Le maladie des loisirs ce n’est pas seulement une matière organique. Il y a aussi la façon dont nous vivons le temps libre. Pour beaucoup de personnes, habituées à des journées marquées par des objectifs, des engagements et des responsabilités, le travail n’est pas que du travail: c’est structure, identité, contrôle. C’est quelque chose qui remplit nos journées, aussi stressantes soient-elles.
Lorsque cette structure est brusquement interrompue – le week-end, en vacances ou pendant une pause – Non seulement le stress disparaît : le système mental qui organisait la journée disparaît également. Et c’est là que le malaise apparaît. En effet, pendant la semaine, l’esprit est constamment occupé et cette hyperactivation fonctionne également comme une sorte de distraction continue. Mais pendant son temps libre, le silence mental augmente et cela peut devenir vraiment insupportable.
De nombreuses personnes déclarent se sentir soudainement agitées dès qu’elles s’arrêtent. Après quelques heures, ils ressentent le besoin de remplir leur temps, de faire quelque chose, d’être productifs. Si votre cerveau a appris que vous en valez la peine lorsque vous le faites, rester immobile peut devenir déstabilisantau point même de culpabiliser, avec une augmentation des symptômes anxieux-dépressifs.
Comment prévenir
La bonne nouvelle est que oui, cela peut être évité ; ou du moins en partie. La clé n’est pas d’éviter le repos, mais éviter les passages brusques. Vingerhoets lui-même suggère de ne jamais passer brusquement de 100 à 0.
Pour « tromper » le corps et atténuer la dégradation hormonale, les experts recommandent alléger la charge les jours précédant les vacancespour ne pas concentrer tout le stress des dernières 48 heures de travail, de maintenir des habitudes de sommeil régulières et surtout de introduire des petits moments de récupération pendant la semaine de travail.

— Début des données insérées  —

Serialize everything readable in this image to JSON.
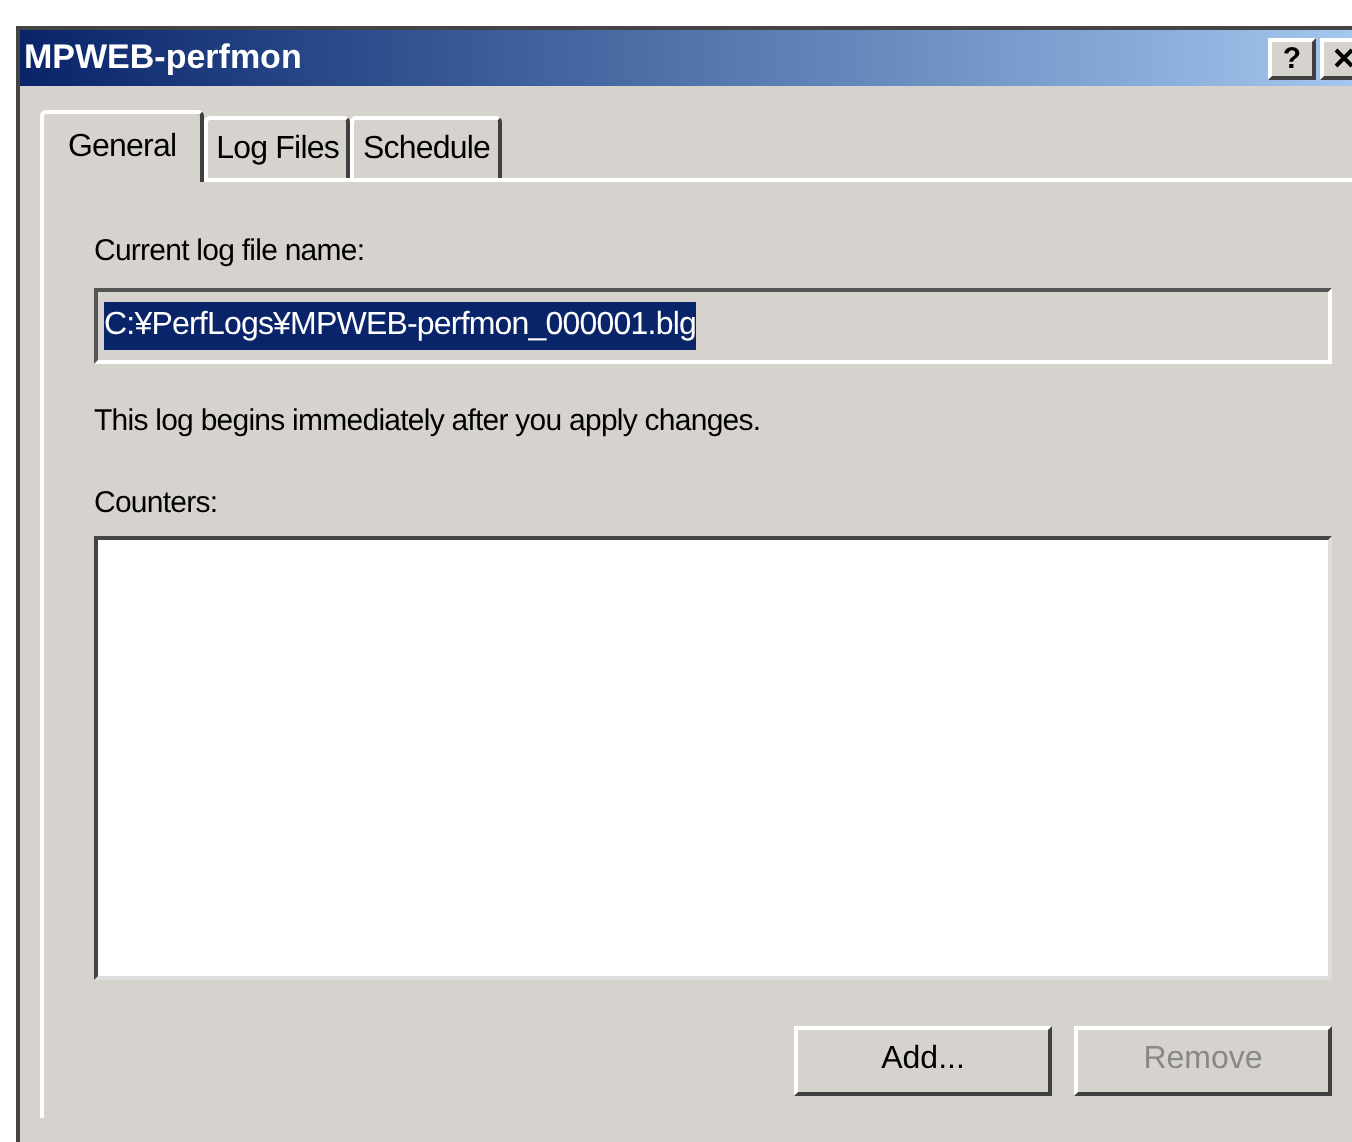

Cela pourrait aussi s’avérer très utile faire une activité physique le vendredi soir ou la dernière journée avant les vacances: L’effort physique limite le stress au travail de manière saine, aidant le corps à libérer progressivement l’adrénaline et à effectuer une transition plus douce vers la relaxation.
Bref, l’essentiel est qu’on ne tombe pas malade quand on est stressé, mais quand on peut enfin se permettre de réaliser à quel point on est stressé.